Pihak kepolisian menyatakan sejak berdiri ACT mengelola dana hampir Rp 2 triliun. Diduga, ACT melakukan penyelewengan sebesar 25 persen dari dana tersebut.
"Dana yang dipotong atau diselewengkan oleh pihak yayasan atau disalahgunakan yang bukan peruntukannya senilai 25 persen tadi atau sekitar Rp 450 M," kata Karo Penmas Divisi Humas Polri Brigjen Pol Ahmad Ramadhan di Mabes Polri, Jumat (29/7).
Uang itu termasuk di antaranya dana donasi dari Boeing untuk keluarga korban kecelakaan Lion Air JT-610, yang kini menjadi salah satu fokus penyidikan polisi.

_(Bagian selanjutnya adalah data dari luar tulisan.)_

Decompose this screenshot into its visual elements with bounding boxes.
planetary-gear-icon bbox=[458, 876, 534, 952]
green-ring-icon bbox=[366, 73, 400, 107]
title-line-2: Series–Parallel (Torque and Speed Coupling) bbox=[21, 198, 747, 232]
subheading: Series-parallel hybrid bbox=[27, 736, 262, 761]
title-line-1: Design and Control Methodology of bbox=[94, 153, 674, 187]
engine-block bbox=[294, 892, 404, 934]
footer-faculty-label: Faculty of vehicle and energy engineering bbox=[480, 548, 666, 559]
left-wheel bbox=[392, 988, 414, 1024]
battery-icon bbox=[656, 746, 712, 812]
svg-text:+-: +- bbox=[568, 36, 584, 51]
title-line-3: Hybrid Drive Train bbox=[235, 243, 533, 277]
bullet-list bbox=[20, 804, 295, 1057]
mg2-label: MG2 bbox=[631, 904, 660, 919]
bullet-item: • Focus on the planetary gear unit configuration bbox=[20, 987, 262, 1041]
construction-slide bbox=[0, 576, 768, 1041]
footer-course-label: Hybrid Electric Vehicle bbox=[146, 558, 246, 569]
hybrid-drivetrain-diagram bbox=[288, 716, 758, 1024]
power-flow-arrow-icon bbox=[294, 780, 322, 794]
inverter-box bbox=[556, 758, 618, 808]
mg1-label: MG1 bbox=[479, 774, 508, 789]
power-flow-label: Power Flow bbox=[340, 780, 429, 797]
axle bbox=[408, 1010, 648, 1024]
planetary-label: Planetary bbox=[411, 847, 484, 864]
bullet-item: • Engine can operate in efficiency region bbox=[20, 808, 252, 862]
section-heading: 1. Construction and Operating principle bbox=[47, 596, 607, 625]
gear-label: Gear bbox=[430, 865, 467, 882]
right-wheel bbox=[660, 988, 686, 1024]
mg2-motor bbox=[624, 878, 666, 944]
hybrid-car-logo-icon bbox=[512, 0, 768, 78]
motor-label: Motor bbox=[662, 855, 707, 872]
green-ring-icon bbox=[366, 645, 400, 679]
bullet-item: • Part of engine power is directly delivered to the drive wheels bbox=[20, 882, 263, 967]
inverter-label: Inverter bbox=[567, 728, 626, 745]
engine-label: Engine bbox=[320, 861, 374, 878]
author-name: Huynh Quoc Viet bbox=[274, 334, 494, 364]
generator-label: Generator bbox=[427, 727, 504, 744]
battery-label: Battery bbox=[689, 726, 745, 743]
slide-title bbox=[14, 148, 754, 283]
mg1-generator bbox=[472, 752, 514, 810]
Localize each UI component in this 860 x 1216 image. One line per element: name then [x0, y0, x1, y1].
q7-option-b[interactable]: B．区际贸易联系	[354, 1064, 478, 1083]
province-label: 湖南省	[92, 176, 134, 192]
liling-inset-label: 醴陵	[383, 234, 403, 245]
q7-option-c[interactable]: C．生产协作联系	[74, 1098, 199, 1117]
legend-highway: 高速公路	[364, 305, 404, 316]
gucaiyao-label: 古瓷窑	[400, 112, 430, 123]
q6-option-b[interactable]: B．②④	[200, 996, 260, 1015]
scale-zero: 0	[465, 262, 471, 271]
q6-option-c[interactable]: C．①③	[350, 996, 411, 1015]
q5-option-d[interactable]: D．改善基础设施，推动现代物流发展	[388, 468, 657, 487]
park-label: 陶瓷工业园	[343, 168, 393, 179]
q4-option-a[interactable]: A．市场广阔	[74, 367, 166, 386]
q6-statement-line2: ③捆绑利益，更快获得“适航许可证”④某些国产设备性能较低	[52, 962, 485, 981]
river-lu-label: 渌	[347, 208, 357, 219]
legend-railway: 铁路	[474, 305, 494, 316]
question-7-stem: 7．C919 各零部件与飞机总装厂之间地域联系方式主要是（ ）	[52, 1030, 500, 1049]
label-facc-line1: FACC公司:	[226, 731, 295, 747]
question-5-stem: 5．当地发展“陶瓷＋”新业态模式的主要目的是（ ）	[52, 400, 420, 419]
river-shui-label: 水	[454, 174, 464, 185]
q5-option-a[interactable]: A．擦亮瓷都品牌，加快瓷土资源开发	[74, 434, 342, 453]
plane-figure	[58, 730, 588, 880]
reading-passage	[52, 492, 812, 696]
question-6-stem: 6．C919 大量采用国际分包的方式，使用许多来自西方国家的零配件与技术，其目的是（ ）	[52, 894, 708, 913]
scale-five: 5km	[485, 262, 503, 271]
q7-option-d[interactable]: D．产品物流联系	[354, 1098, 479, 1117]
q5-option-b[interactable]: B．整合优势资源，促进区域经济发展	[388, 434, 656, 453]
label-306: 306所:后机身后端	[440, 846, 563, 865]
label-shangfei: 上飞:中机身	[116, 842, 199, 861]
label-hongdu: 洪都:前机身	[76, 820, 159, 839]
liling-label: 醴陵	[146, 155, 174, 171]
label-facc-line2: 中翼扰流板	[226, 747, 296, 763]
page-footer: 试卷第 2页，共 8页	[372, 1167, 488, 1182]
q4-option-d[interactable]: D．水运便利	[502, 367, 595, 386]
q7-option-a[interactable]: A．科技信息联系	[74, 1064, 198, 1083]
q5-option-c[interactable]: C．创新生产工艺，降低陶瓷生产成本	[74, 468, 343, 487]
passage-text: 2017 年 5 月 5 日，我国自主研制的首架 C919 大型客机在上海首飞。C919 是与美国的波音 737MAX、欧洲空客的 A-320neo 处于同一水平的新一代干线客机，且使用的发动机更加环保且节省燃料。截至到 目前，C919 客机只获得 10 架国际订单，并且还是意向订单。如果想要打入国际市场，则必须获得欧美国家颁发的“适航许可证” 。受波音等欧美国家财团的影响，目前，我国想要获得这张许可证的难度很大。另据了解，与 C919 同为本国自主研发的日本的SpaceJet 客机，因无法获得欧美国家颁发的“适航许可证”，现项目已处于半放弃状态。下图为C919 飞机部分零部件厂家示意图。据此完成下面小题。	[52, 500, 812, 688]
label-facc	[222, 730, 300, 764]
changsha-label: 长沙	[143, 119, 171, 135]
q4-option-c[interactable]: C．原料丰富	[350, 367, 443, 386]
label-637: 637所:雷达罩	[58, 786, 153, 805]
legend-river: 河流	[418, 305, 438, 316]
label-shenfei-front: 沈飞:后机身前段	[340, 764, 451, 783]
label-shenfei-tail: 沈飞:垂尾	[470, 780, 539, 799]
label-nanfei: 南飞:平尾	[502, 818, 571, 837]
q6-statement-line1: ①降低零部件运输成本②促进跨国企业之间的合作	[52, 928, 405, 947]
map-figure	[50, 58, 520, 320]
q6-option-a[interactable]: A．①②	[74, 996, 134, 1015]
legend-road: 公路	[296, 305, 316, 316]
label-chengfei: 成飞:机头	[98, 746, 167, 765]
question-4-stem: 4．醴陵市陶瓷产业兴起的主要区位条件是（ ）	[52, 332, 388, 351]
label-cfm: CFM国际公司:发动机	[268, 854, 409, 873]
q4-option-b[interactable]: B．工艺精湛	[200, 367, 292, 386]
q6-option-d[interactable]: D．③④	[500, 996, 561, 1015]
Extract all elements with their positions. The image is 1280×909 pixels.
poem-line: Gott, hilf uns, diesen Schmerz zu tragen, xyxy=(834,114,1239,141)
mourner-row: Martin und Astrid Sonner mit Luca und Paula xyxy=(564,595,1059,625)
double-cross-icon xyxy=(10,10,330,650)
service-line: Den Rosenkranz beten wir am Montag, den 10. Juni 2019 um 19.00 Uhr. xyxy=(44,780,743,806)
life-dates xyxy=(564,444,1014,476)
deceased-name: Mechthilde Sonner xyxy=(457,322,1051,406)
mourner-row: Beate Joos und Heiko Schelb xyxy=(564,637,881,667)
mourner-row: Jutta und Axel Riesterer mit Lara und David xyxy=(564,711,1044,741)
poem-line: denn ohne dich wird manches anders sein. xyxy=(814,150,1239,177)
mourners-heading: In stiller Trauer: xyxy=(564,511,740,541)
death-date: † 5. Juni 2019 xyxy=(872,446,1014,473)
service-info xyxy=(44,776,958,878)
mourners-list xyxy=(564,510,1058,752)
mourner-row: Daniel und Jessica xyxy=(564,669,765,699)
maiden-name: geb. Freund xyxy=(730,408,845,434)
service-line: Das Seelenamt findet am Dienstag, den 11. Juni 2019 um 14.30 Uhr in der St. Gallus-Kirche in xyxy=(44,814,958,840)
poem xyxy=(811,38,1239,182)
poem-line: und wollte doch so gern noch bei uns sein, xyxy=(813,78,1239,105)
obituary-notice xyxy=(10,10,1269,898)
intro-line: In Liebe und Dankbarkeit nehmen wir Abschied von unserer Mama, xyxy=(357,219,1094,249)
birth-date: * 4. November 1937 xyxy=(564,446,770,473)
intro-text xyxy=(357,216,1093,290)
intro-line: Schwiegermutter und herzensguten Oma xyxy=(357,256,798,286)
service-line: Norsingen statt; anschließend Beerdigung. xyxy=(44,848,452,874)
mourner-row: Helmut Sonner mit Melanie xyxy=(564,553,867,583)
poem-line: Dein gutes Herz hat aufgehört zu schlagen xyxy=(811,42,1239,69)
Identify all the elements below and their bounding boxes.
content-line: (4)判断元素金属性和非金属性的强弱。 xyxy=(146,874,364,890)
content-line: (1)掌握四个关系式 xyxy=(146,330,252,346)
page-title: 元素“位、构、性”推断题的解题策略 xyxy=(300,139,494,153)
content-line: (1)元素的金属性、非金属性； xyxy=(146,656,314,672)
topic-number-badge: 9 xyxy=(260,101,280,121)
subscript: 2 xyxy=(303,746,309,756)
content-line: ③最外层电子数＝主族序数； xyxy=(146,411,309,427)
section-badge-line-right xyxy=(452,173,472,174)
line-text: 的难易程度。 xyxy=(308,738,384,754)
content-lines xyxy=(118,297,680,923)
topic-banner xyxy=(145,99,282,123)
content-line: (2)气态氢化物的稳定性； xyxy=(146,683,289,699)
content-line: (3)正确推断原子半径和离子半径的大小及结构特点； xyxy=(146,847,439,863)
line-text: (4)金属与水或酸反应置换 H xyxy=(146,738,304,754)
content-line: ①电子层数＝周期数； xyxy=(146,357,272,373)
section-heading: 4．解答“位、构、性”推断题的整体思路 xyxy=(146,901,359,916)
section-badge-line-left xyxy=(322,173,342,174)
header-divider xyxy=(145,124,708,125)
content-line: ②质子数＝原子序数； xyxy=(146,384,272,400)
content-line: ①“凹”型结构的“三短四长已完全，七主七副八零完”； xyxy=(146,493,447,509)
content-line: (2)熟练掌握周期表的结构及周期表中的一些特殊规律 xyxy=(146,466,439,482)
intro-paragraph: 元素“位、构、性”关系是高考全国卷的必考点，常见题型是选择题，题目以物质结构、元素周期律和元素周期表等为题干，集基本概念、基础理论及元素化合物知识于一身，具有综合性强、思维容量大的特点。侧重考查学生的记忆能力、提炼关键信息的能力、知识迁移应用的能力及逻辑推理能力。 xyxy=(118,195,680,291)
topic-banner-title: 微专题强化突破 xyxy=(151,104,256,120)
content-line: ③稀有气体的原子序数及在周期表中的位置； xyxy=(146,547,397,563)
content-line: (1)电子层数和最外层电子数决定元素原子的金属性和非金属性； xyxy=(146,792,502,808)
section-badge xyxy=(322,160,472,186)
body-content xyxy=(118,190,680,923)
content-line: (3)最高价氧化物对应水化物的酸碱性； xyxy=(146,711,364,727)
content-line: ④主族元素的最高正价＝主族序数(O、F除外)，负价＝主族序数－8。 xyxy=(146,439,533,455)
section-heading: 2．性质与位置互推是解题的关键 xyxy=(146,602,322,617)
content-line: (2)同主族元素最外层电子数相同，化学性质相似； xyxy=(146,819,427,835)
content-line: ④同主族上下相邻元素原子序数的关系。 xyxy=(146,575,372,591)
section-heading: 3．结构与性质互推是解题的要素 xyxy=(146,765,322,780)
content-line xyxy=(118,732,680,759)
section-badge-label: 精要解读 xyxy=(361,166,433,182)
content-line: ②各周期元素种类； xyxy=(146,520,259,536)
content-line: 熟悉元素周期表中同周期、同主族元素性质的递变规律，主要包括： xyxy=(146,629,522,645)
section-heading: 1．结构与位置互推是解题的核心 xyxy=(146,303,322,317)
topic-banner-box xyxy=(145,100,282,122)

Dari Rp 138 miliar dana bantuan Boeing untuk para korban pesawat jatuh, hanya Rp 104 miliar yang disalurkan.
Sisanya diduga diselewengkan. Salah satunya diduga mengalir Rp 10 miliar ke Koperasi Syariah 212.
Ketua Umum Koperasi Syariah 212 Muhammad Syafei (MS) juga mengakui pihaknya menerima aliran dana tersebut.
"Ketua Umum Koperasi Syariah 212 mengakui menerima dana sebesar Rp 10 miliar dari Yayasan ACT," kata Kepala Bagian Penerangan Umum (Kabag Penum) Divisi Humas Polri, Kombes Nurul Azizah, Rabu (3/8).
Nurul menuturkan, aliran dana diterima Koperasi Syariah 212 setelah adanya surat perjanjian kerja sama dengan Yayasan ACT bernomor 004-001/PKS/KS212-ACT/III/2021 tentang pemberian dana pembinaan UMKM.(Tribun Network/fah/igm/dod).